Selon une étude – que je vous invite à lire – parue au deuxième trimestre de cette année dans JurisAssociations, 49 % des ressources de l'ensemble des associations en France sont des ressources publiques : 12 % proviennent du bloc communal, 12 % du bloc départemental et 4 % des régions. À l'intérieur de ces premiers 12 %, la proportion des subventions – le mot a ici son importance et j'y reviendrai – s'élève à 25 %.
L'AMF s'est mobilisée en faveur du secteur associatif, à la demande de celui-ci mais surtout à la demande de Mme Fourneyron, alors ministre en charge de la vie associative, qui a tenu à ce que soient pris en compte les changements intervenus depuis la signature de la Charte des engagements réciproques de 2001 : dans le partenariat avec les associations, l'État n'est plus le seul acteur, les collectivités territoriales sont devenues parties prenantes. Pendant dix-huit mois, avec les autres organisations d'élus, l'AMF a ainsi travaillé avec les associations pour tenter de répondre à leurs attentes et à leurs inquiétudes.
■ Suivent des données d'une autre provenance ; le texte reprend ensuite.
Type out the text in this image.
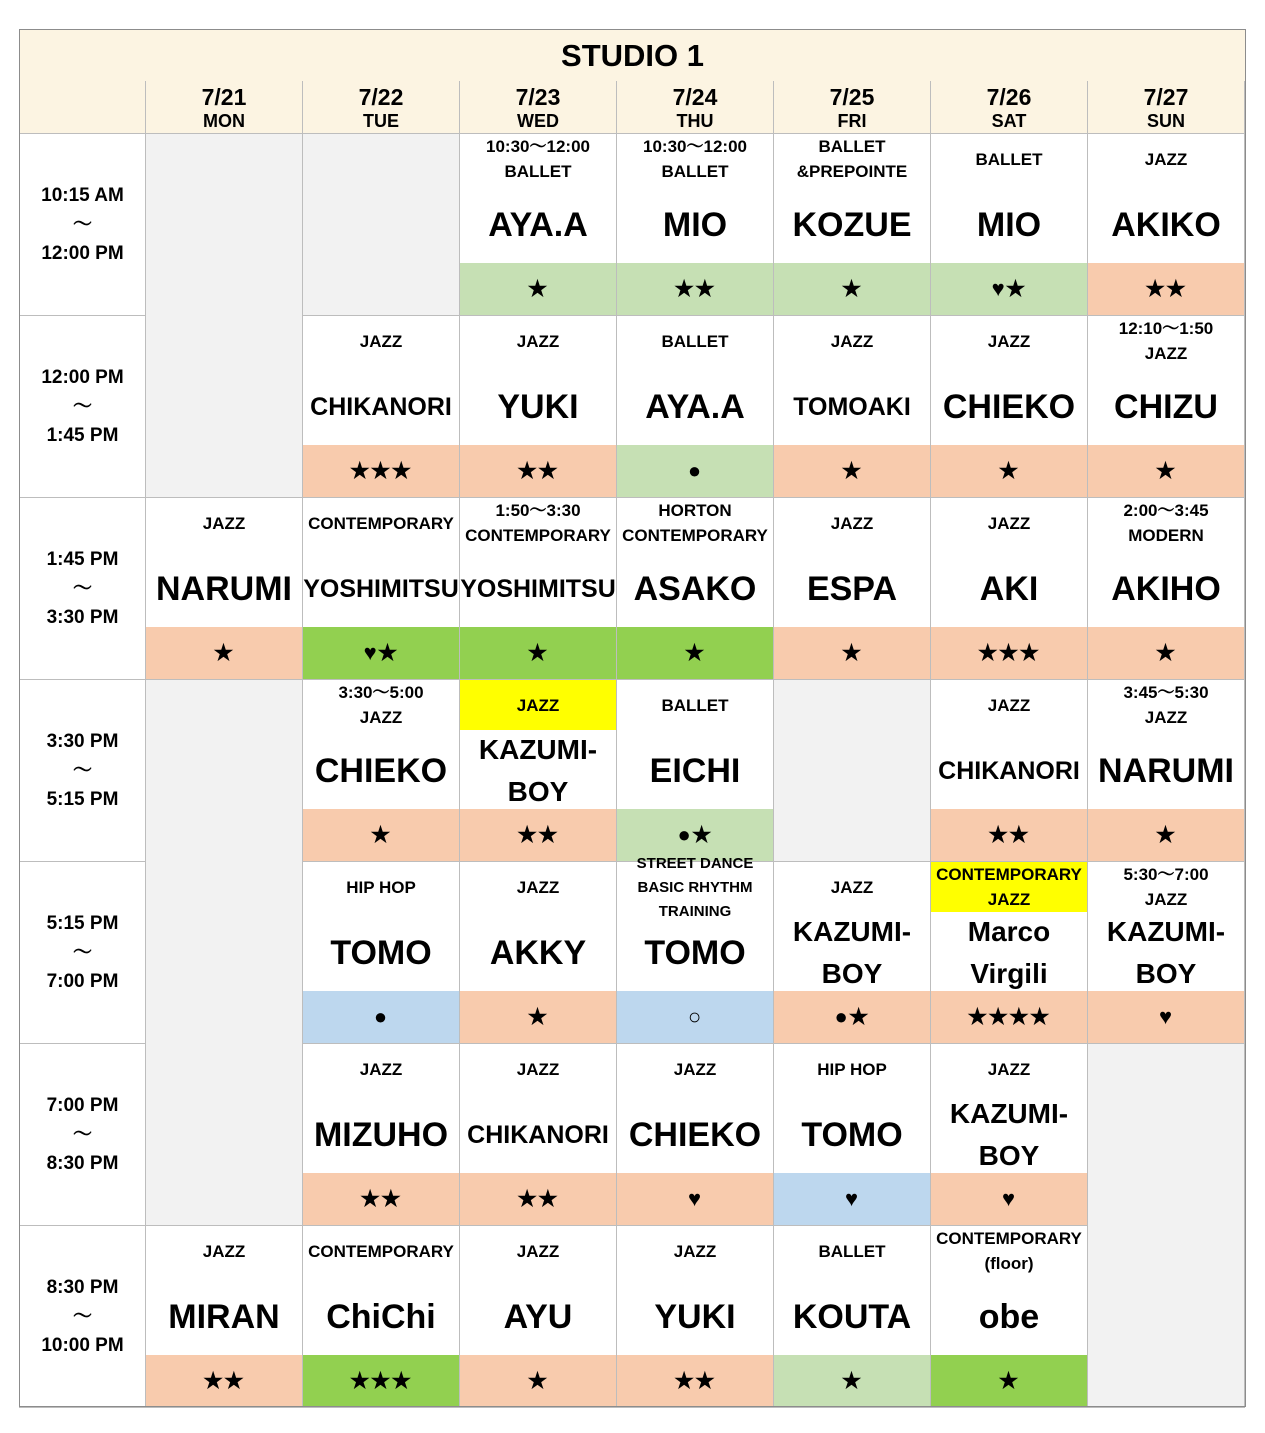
STUDIO 1
7/21
MON
7/22
TUE
7/23
WED
7/24
THU
7/25
FRI
7/26
SAT
7/27
SUN
10:15 AM
～
12:00 PM
12:00 PM
～
1:45 PM
1:45 PM
～
3:30 PM
3:30 PM
～
5:15 PM
5:15 PM
～
7:00 PM
7:00 PM
～
8:30 PM
8:30 PM
～
10:00 PM
10:30～12:00
BALLET
AYA.A
★
10:30～12:00
BALLET
MIO
★★
BALLET
&PREPOINTE
KOZUE
★
BALLET
MIO
♥★
JAZZ
AKIKO
★★
JAZZ
CHIKANORI
★★★
JAZZ
YUKI
★★
BALLET
AYA.A
●
JAZZ
TOMOAKI
★
JAZZ
CHIEKO
★
12:10～1:50
JAZZ
CHIZU
★
JAZZ
NARUMI
★
CONTEMPORARY
YOSHIMITSU
♥★
1:50～3:30
CONTEMPORARY
YOSHIMITSU
★
HORTON
CONTEMPORARY
ASAKO
★
JAZZ
ESPA
★
JAZZ
AKI
★★★
2:00～3:45
MODERN
AKIHO
★
3:30～5:00
JAZZ
CHIEKO
★
JAZZ
KAZUMI-BOY
★★
BALLET
EICHI
●★
JAZZ
CHIKANORI
★★
3:45～5:30
JAZZ
NARUMI
★
HIP HOP
TOMO
●
JAZZ
AKKY
★
STREET DANCE
BASIC RHYTHM
TRAINING
TOMO
○
JAZZ
KAZUMI-BOY
●★
CONTEMPORARY
JAZZ
Marco Virgili
★★★★
5:30～7:00
JAZZ
KAZUMI-BOY
♥
JAZZ
MIZUHO
★★
JAZZ
CHIKANORI
★★
JAZZ
CHIEKO
♥
HIP HOP
TOMO
♥
JAZZ
KAZUMI-BOY
♥
JAZZ
MIRAN
★★
CONTEMPORARY
ChiChi
★★★
JAZZ
AYU
★
JAZZ
YUKI
★★
BALLET
KOUTA
★
CONTEMPORARY
(floor)
obe
★
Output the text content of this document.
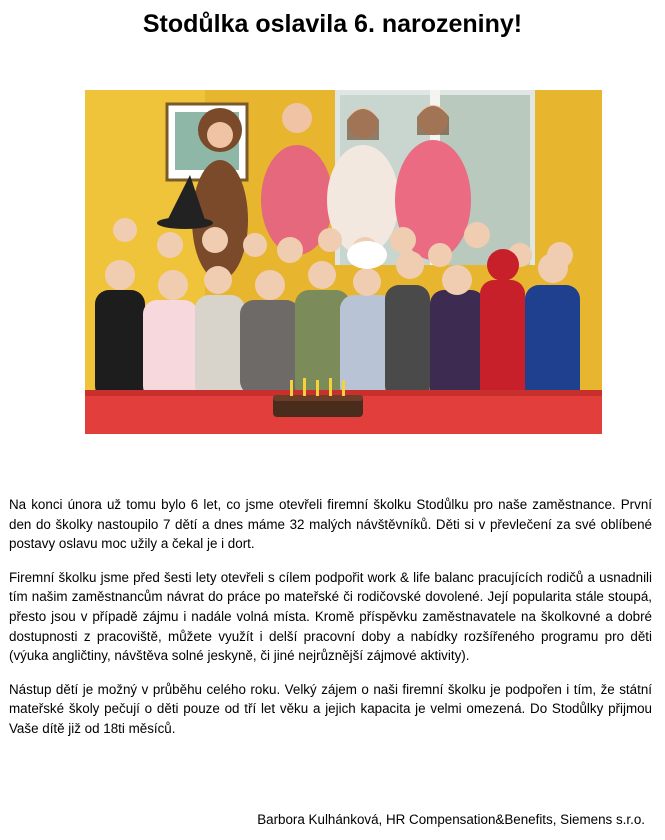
Stodůlka oslavila 6. narozeniny!

Na konci února už tomu bylo 6 let, co jsme otevřeli firemní školku Stodůlku pro naše zaměstnance. První den do školky nastoupilo 7 dětí a dnes máme 32 malých návštěvníků. Děti si v převlečení za své oblíbené postavy oslavu moc užily a čekal je i dort.

Firemní školku jsme před šesti lety otevřeli s cílem podpořit work & life balanc pracujících rodičů a usnadnili tím našim zaměstnancům návrat do práce po mateřské či rodičovské dovolené. Její popularita stále stoupá, přesto jsou v případě zájmu i nadále volná místa. Kromě příspěvku zaměstnavatele na školkovné a dobré dostupnosti z pracoviště, můžete využít i delší pracovní doby a nabídky rozšířeného programu pro děti (výuka angličtiny, návštěva solné jeskyně, či jiné nejrůznější zájmové aktivity).

Nástup dětí je možný v průběhu celého roku. Velký zájem o naši firemní školku je podpořen i tím, že státní mateřské školy pečují o děti pouze od tří let věku a jejich kapacita je velmi omezená. Do Stodůlky přijmou Vaše dítě již od 18ti měsíců.

Barbora Kulhánková, HR Compensation&Benefits, Siemens s.r.o.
Se pose tout d'abord pour elles la question de l'application de ce que j'appellerai le traité européen sur la concurrence libre et non faussée. Une grande part de leurs difficultés provient en effet de l'interprétation que font les institutions européennes de cette notion et de l'application qu'elles en font au statut des associations loi de 1901 en France, Bruxelles raisonnant davantage en termes de fondations que d'associations. Ce problème a donné lieu à la fameuse circulaire Fillon, qui a mis en alerte le monde associatif, ainsi qu'à deux lois, dont celle relative à l'économie sociale et solidaire, à l'élaboration de laquelle l'AMF a été associée. Cependant, je me limiterai ici à la question des relations entre associations et secteur marchand.
Pour donner la mesure de ce problème à l'échelle du bloc communal, je vais citer des cas très concrets dont j'ai eu personnellement connaissance en tant que maire. Une commune peut-elle continuer à subventionner un cinéma de proximité associatif lorsque existe dans son environnement immédiat un multiplexe ? Le cinéma associatif relève-t-il ou non du secteur marchand ? Un professeur de judo s'établissant dans une commune en tant qu'auto-entrepreneur dans une salle répondant aux normes d'accueil est-il un concurrent du club de judo qui rémunère ses professeurs ? Une personne donnant des cours de guitare concurrence-t-elle l'école de musique communale ou associative ? L'AMF a aussi été saisie de plusieurs recours posant la question de savoir si l'on devait continuer à subventionner une crèche parentale alors qu'une crèche privée, agréée par la caisse d'allocations familiales (CAF), rendait les mêmes services…
Je pourrais poursuivre l'énumération en mentionnant les coopératives, nombreuses en milieu rural, ou entrer dans le détail de tous ces problèmes sur lesquels les juristes de l'AMF ont dû se pencher. Il semblerait que la loi relative à l'économie sociale et solidaire ait permis d'en résoudre certains. Son élaboration a été très difficile et, nous le savons pour avoir participé à de nombreuses réunions préparatoires, elle a fait l'objet d'un travail très fin, mais son application est récente et nous devons attendre pour voir si ces difficultés sont résolues ou non.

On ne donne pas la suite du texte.